Peki, ülkemizin çevresinin sömürgeci zihniyetiyle, Türkiye’deki çevremizin ise seküleriyle, İslamcısıyla faşizm destekçiliğiyle çevrelendiği şu ortamda ne yapılabilir? Türkiye’den başlarsak, savaş karşıtlarının meydanları yüz binlerce kişiyle doldurup, Meclis’i savaş tezkeresini reddetmek zorunda bıraktığı 2003’ten bu yana ülkenin büyük bir erozyon yaşadığı kesin. Aradan geçen zamanda şimdi Türkiye halkının büyük çoğunluğunun ‘oradan mülteci istemiyoruz’ diye bağırdığı ülkelere işgalci olarak girişimiz Meclis’ten benzer büyük çoğunlukların desteğiyle geçti. AKP’yle geçen yıllar, iktidarın emperyal hırslarını halkın dünyaya bakışına kadar yaymış vaziyette. Türkiye’de büyük bir kesimin Suriye’ye ve Afganistan’a dayanışmayla değil, tıpkı Macron’un Türkiye’ye baktığı gibi aşağılamayla ve iğrenmeyle baktığı gerçeği var önümüzde. Oysa emperyal güç olma hırsıyla başlayan macera, alt-emperyalizm durağını da pas geçip kompradorlukta durdu. Kendi ulusal çıkarını, yalnızca daha büyük devletlerin çıkarına doğru şekilde hizmet ederek gerçekleyebilen bir ülkeye dönüştük.

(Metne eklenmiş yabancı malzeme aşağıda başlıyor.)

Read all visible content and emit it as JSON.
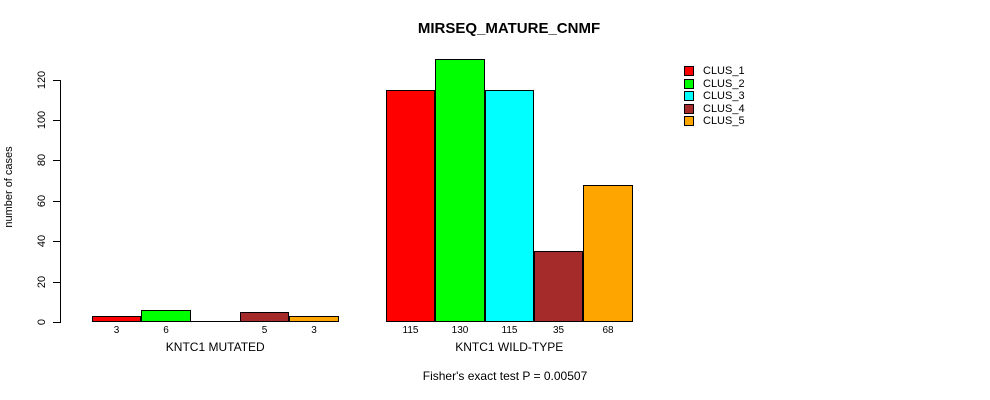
{
  "chart_data": {
    "type": "bar",
    "title": "MIRSEQ_MATURE_CNMF",
    "ylabel": "number of cases",
    "ylim": [
      0,
      130
    ],
    "yticks": [
      0,
      20,
      40,
      60,
      80,
      100,
      120
    ],
    "grid": false,
    "legend_position": "right",
    "categories": [
      "KNTC1 MUTATED",
      "KNTC1 WILD-TYPE"
    ],
    "series": [
      {
        "name": "CLUS_1",
        "color": "#ff0000",
        "values": [
          3,
          115
        ]
      },
      {
        "name": "CLUS_2",
        "color": "#00ff00",
        "values": [
          6,
          130
        ]
      },
      {
        "name": "CLUS_3",
        "color": "#00ffff",
        "values": [
          0,
          115
        ]
      },
      {
        "name": "CLUS_4",
        "color": "#a52a2a",
        "values": [
          5,
          35
        ]
      },
      {
        "name": "CLUS_5",
        "color": "#ffa500",
        "values": [
          3,
          68
        ]
      }
    ],
    "bar_value_labels": [
      [
        "3",
        "6",
        "",
        "5",
        "3"
      ],
      [
        "115",
        "130",
        "115",
        "35",
        "68"
      ]
    ],
    "footnote": "Fisher's exact test P = 0.00507"
  }
}
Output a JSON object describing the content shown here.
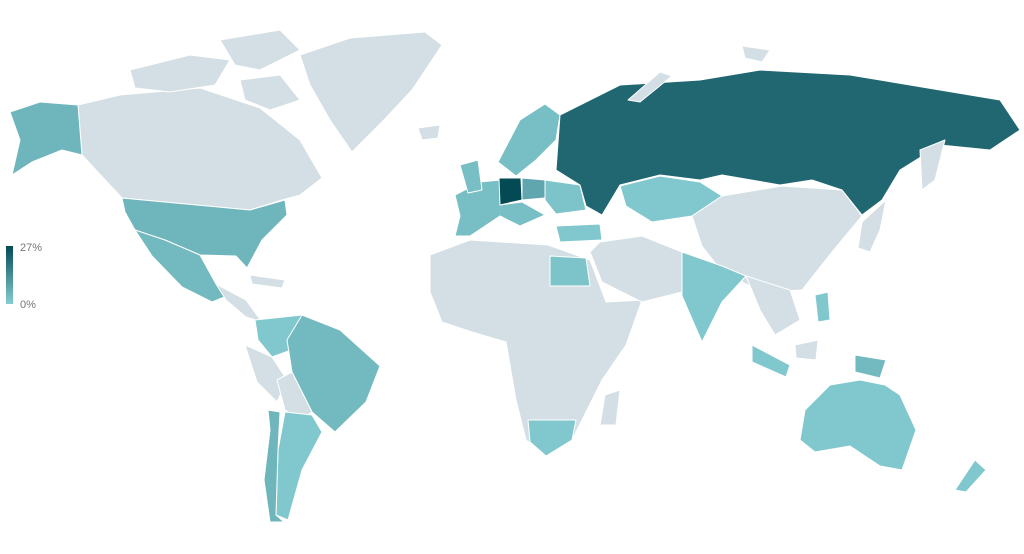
{
  "legend": {
    "max_label": "27%",
    "min_label": "0%",
    "max_color": "#034a55",
    "min_color": "#86cdd3"
  },
  "colors": {
    "no_data": "#d3dfe5",
    "background": "#ffffff",
    "border": "#ffffff"
  },
  "chart_data": {
    "type": "choropleth",
    "scale": {
      "min": 0,
      "max": 27,
      "unit": "%"
    },
    "regions": [
      {
        "id": "germany",
        "value": 27
      },
      {
        "id": "russia",
        "value": 21
      },
      {
        "id": "poland",
        "value": 8
      },
      {
        "id": "usa",
        "value": 5
      },
      {
        "id": "alaska",
        "value": 5
      },
      {
        "id": "brazil",
        "value": 4
      },
      {
        "id": "chile",
        "value": 5
      },
      {
        "id": "papua",
        "value": 4
      },
      {
        "id": "mexico",
        "value": 4
      },
      {
        "id": "western-europe",
        "value": 3
      },
      {
        "id": "uk",
        "value": 3
      },
      {
        "id": "scandinavia",
        "value": 3
      },
      {
        "id": "eastern-europe",
        "value": 2
      },
      {
        "id": "kazakhstan",
        "value": 1
      },
      {
        "id": "turkey",
        "value": 1
      },
      {
        "id": "india",
        "value": 1
      },
      {
        "id": "egypt",
        "value": 2
      },
      {
        "id": "south-africa",
        "value": 1
      },
      {
        "id": "argentina",
        "value": 1
      },
      {
        "id": "colombia-venezuela",
        "value": 1
      },
      {
        "id": "australia",
        "value": 1
      },
      {
        "id": "new-zealand",
        "value": 1
      },
      {
        "id": "indonesia",
        "value": 1
      },
      {
        "id": "philippines",
        "value": 1
      }
    ]
  }
}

Bu koşullarda, ‘başka bir dünya mümkün’ düşünün yeniden uyandırılmasına çok ihtiyacımız var. Yaşadığımız küresel kabustan çıkışımız, hem bize, hem de bizden daha zor durumdaki halklara giydirilen gömlekleri reddetmekle mümkün olabilir. Evrensel insan haklarını, demokrasiyi, insanca bir yaşamı, yalnızca Batı dünyasına ya da kendimize değil, tüm insanlara layık görerek kurtulabiliriz. Buna savaş karşıtlığı da dahil, otokrasi karşıtlığı da, lisanssız aşı da, lisanssız tohum da, iklim kriziyle küresel mücadele de. ‘Başka bir dünya’nın mümkün olup olmadığı değil şu an konuşmamız gereken, nefes alabilmek için elzem olduğu.

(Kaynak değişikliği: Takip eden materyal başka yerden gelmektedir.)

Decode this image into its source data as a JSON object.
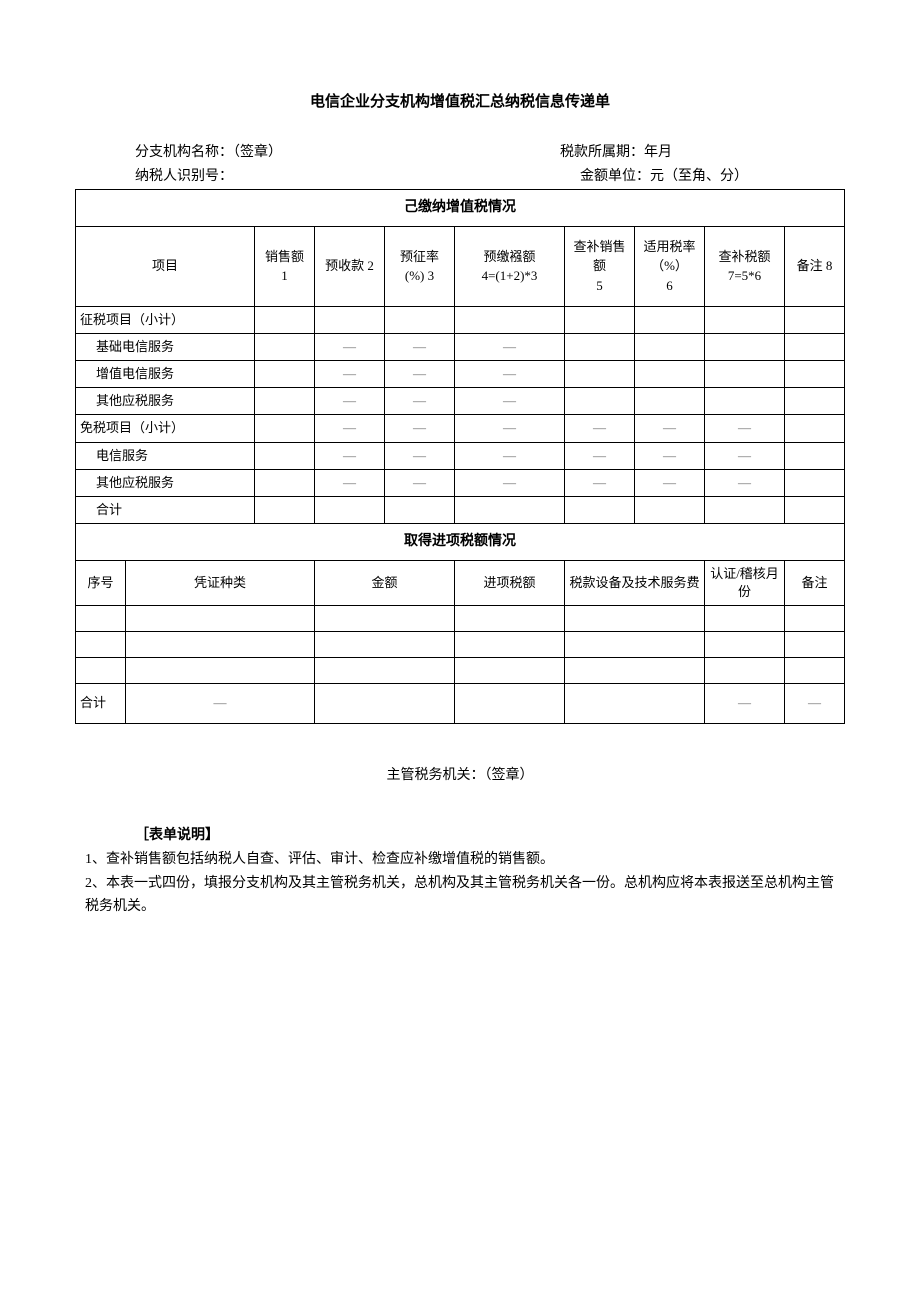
{
  "title": "电信企业分支机构增值税汇总纳税信息传递单",
  "meta": {
    "branch_label": "分支机构名称：（签章）",
    "period_label": "税款所属期：年月",
    "taxpayer_id_label": "纳税人识别号：",
    "unit_label": "金额单位：元（至角、分）"
  },
  "section1": {
    "header": "己缴纳增值税情况",
    "cols": {
      "c1": "项目",
      "c2": "销售额\n1",
      "c3": "预收款 2",
      "c4": "预征率\n(%) 3",
      "c5": "预缴襁额\n4=(1+2)*3",
      "c6": "查补销售\n额\n5",
      "c7": "适用税率\n（%）\n6",
      "c8": "查补税额\n7=5*6",
      "c9": "备注 8"
    },
    "rows": [
      {
        "label": "征税项目（小计）",
        "indent": false,
        "cells": [
          "",
          "",
          "",
          "",
          "",
          "",
          "",
          ""
        ]
      },
      {
        "label": "基础电信服务",
        "indent": true,
        "cells": [
          "",
          "—",
          "—",
          "—",
          "",
          "",
          "",
          ""
        ]
      },
      {
        "label": "增值电信服务",
        "indent": true,
        "cells": [
          "",
          "—",
          "—",
          "—",
          "",
          "",
          "",
          ""
        ]
      },
      {
        "label": "其他应税服务",
        "indent": true,
        "cells": [
          "",
          "—",
          "—",
          "—",
          "",
          "",
          "",
          ""
        ]
      },
      {
        "label": "免税项目（小计）",
        "indent": false,
        "cells": [
          "",
          "—",
          "—",
          "—",
          "—",
          "—",
          "—",
          ""
        ]
      },
      {
        "label": "电信服务",
        "indent": true,
        "cells": [
          "",
          "—",
          "—",
          "—",
          "—",
          "—",
          "—",
          ""
        ]
      },
      {
        "label": "其他应税服务",
        "indent": true,
        "cells": [
          "",
          "—",
          "—",
          "—",
          "—",
          "—",
          "—",
          ""
        ]
      },
      {
        "label": "合计",
        "indent": true,
        "cells": [
          "",
          "",
          "",
          "",
          "",
          "",
          "",
          ""
        ]
      }
    ]
  },
  "section2": {
    "header": "取得进项税额情况",
    "cols": {
      "c1": "序号",
      "c2": "凭证种类",
      "c3": "金额",
      "c4": "进项税额",
      "c5": "税款设备及技术服务费",
      "c6": "认证/稽核月份",
      "c7": "备注"
    },
    "rows": [
      {
        "cells": [
          "",
          "",
          "",
          "",
          "",
          "",
          ""
        ]
      },
      {
        "cells": [
          "",
          "",
          "",
          "",
          "",
          "",
          ""
        ]
      },
      {
        "cells": [
          "",
          "",
          "",
          "",
          "",
          "",
          ""
        ]
      },
      {
        "cells": [
          "合计",
          "—",
          "",
          "",
          "",
          "—",
          "—"
        ]
      }
    ]
  },
  "footer_sign": "主管税务机关：（签章）",
  "notes": {
    "title": "［表单说明】",
    "n1": "1、查补销售额包括纳税人自查、评估、审计、检查应补缴增值税的销售额。",
    "n2": "2、本表一式四份，填报分支机构及其主管税务机关，总机构及其主管税务机关各一份。总机构应将本表报送至总机构主管税务机关。"
  }
}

Dünyanın büyük kısmı için 1990’lardan itibaren, bizim için ise 1980 darbesiyle başlayan kapitalist tahakküm, bize hep bencilliği salık verdi. Ayn Rand’ın peygamberi olduğu bir tarikatın müridi yapıldık zorla. Ancak deniz de bitti, ağaç da, doğa da, özgürlük de… Kurtuluşun ya hep beraber ya hiçbirimiz için olduğunu yeniden, üstelik dünya çapında idrak etmemiz gereken zamanlardayız. Bakalım başarabilecek miyiz?